Other wineries in Oregon where French winemaking is de rigueur include: Phelps Creek Vineyard in Hood River, where French winemaker Alexander Roy is the director of winemaking; and Chapter 24 Vineyards, where renowned Burgundy vingeron Louis-Michel Liger-Belair consulted the winemaking team that also included Michael Etzel, winemaker at Beaux Freres, another Oregon winery with Dijon clones and French-style wines.
Mt Angel: Bavaria
Mount Angel throws a huge Oktoberfest and has a Glockenspiel Building to prove its Bavarian roots. (photo: City of Mount Angel)

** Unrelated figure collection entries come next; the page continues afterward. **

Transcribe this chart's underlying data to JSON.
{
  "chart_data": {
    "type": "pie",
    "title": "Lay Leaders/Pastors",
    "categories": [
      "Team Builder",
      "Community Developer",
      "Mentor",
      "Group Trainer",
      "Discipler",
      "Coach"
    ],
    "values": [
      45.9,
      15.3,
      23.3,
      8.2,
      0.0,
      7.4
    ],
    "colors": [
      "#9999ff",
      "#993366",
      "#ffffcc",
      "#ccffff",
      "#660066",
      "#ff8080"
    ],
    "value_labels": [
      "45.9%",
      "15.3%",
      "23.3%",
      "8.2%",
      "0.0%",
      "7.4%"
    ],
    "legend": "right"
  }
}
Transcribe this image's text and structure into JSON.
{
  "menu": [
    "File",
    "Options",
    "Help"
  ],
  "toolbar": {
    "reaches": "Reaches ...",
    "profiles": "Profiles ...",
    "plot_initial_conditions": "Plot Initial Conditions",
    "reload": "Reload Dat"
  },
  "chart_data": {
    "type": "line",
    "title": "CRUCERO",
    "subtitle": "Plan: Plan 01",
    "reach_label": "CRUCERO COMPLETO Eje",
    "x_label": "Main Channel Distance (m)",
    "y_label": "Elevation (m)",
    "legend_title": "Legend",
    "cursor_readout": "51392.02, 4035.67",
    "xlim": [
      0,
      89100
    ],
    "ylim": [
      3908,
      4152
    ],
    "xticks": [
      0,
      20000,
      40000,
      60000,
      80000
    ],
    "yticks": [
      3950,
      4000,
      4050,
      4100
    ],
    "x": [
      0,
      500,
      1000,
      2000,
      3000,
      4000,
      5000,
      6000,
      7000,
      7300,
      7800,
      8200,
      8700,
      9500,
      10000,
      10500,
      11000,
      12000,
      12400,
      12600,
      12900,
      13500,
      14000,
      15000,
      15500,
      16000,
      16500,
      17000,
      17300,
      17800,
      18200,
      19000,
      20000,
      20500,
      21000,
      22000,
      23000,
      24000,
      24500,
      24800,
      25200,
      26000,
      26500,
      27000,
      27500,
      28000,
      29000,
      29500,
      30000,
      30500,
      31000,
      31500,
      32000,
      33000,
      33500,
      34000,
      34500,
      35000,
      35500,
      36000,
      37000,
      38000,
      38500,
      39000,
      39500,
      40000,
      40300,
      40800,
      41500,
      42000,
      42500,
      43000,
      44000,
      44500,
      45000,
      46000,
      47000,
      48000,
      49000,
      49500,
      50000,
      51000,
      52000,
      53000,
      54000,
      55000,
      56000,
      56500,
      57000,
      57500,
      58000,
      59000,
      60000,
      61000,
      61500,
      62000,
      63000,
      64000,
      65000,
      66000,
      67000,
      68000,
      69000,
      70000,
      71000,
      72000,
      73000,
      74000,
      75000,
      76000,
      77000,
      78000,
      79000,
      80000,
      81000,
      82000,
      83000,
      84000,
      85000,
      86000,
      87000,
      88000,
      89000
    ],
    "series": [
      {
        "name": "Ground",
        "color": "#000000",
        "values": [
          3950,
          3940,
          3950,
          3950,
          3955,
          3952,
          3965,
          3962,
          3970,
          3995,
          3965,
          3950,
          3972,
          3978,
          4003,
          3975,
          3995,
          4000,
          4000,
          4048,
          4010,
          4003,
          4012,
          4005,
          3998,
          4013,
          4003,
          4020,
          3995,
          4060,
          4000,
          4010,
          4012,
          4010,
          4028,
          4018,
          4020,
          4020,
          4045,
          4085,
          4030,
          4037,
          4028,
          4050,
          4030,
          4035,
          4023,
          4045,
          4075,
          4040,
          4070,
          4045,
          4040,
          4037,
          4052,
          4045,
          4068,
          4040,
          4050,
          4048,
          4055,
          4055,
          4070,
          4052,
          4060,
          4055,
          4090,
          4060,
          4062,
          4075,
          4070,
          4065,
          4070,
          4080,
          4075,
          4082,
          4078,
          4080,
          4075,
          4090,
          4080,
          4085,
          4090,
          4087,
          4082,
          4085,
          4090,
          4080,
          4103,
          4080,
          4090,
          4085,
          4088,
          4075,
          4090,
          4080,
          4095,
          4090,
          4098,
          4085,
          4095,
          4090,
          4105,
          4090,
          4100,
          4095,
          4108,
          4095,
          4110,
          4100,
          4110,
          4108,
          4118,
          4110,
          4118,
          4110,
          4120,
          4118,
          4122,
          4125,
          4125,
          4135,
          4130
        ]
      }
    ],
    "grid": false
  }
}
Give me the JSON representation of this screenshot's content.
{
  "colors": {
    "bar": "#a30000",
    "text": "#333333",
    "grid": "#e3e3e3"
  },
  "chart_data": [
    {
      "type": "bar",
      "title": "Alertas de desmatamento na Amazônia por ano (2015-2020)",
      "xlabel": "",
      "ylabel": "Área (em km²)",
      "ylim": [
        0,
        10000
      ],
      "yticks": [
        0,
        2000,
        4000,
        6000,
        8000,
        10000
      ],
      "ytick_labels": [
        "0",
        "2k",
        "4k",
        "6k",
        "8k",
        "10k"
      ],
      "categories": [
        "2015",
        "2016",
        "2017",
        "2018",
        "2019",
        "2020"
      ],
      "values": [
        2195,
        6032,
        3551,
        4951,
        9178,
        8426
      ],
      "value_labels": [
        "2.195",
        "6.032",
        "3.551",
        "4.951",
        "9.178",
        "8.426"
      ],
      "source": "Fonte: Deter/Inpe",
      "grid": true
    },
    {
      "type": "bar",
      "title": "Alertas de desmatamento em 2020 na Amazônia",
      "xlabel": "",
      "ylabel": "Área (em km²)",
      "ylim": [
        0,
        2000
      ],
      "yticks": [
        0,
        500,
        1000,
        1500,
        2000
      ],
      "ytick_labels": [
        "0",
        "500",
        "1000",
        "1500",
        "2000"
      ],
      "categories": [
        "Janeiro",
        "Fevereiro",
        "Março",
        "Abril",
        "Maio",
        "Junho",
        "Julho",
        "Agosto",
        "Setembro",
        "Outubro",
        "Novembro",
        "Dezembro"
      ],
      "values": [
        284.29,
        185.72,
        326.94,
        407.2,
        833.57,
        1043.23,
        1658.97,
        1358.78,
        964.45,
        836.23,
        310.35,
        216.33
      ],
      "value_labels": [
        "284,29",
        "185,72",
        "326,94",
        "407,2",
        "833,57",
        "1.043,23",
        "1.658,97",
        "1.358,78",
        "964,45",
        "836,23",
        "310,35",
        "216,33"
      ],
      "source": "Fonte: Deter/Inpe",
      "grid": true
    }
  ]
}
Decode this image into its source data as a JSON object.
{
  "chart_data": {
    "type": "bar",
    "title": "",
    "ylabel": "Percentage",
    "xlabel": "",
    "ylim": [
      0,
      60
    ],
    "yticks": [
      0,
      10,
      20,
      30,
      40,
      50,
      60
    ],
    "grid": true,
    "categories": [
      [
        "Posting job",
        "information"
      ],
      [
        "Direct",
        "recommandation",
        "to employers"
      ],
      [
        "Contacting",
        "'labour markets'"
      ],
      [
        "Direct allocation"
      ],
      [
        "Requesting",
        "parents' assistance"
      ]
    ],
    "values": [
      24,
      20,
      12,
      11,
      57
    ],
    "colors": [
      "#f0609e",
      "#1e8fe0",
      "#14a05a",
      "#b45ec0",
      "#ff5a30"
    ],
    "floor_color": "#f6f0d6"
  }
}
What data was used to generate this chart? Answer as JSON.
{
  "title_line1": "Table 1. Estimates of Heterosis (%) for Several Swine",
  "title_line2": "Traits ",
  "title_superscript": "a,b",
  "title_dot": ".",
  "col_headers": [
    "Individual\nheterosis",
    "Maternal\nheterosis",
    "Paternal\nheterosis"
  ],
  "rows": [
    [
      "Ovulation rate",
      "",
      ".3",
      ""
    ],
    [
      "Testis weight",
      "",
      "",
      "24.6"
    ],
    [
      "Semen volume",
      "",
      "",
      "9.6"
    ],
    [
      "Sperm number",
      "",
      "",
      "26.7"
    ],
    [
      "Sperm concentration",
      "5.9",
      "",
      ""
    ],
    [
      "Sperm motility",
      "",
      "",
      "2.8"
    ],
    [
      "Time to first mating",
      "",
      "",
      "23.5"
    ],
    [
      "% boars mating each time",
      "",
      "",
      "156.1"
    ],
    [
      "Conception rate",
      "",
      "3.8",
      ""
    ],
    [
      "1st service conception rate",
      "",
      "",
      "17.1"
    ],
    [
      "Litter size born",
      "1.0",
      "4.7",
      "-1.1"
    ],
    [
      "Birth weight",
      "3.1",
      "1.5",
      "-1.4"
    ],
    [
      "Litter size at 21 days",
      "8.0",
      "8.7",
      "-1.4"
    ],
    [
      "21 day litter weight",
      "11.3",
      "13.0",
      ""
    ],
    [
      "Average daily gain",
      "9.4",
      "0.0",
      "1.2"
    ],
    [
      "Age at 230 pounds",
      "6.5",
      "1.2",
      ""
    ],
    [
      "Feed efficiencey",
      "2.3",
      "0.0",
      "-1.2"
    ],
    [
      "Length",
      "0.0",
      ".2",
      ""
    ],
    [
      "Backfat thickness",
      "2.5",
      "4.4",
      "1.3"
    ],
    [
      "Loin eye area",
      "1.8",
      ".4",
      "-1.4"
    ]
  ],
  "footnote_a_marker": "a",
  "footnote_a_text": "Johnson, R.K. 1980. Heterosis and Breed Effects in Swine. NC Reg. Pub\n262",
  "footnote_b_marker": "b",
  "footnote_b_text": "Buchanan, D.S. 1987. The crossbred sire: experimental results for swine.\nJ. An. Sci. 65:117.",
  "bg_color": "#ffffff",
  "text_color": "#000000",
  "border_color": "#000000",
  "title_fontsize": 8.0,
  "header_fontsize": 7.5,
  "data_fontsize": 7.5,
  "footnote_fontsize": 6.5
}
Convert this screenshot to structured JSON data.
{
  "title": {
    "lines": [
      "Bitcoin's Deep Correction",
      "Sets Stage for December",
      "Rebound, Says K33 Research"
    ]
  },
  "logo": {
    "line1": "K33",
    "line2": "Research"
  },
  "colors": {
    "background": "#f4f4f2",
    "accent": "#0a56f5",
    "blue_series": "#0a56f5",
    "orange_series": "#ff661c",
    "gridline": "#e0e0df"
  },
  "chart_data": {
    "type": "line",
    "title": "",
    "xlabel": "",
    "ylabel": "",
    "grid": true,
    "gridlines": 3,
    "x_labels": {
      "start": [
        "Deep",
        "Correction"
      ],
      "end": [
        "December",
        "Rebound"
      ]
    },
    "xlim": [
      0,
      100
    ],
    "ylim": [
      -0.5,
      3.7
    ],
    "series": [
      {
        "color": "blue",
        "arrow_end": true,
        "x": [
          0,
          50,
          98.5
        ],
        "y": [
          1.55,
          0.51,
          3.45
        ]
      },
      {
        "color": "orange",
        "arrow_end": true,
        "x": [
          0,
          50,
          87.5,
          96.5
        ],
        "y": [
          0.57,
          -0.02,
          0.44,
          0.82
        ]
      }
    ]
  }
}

Oregon's Bavaria is centered in Mount Angel, along the western flank of the Cascades. Bavarians had already immigrated to this rural area in the 1880s when Benedictine monks from Engleberg, Switzerland established Mount Angel Abbey, a Benedictine monastery. Mount Angel is a translation of the Swiss town, Engleberg. Nonetheless, Bavarian culture is a compelling force, and soon Mount Angel became Oregon's Germanic enclave. The centerpiece of German culture is Mount Angel's Glockenspiel building, with carved figures and a working town square clock. Naturally, Mount Angel is home to an enormous Oktoberfest every year and a Wurstfest in February. Take home locally made wurst from Mount Angel Sausage Company and continue the festivities with friends and neighbors.
The Wallowas: Switzerland
The Wallowas in Northeastern Oregon are often called Little Switzerland for their size, shape and feel. Accessed from the mountain arts community of Joseph, visitors can plan day hikes with water, a sandwich from Old Town Cafe and chocolate from Arrowhead Chocolates, then off you go into Eagle Cap Wilderness, a smaller-scale Alpine outing. If you're going to make the trek all the way, you might as well go big---either with a multiday wilderness camping experience, or use the Scandinavian-esque The Jennings Hotel as your refined base camp for healthy day hikes up to breathtaking wilderness tarns.
Real Ales: England
Sometimes just the culture of one venue can completely transport you to a different place. Such is the case with The 3 Legged Crane Pub and Brewhouse (formerly Brewers Union Local 180) in Oakridge, where real ale is served British-style from the cask and firkin. Hand-pumped like pubs in England, cask-conditioned ale retains its yeast once pit into casks, where it undergoes a secondary fermentation while cellaring in casks and served at an optimal 53 degrees---slightly warmer than most Oregon craft styles. The journey to the tiny hamlet of Oakridge will add to the experience, as will the mountain biking if you want to challenge yourself in a different way.
Perhaps the only other bold experiment with real ale pulled from casks in Oregon is Porter Brewing Company in Redmond, where patrons can sit down to small-batch cask-conditioned imperial pints of real ale.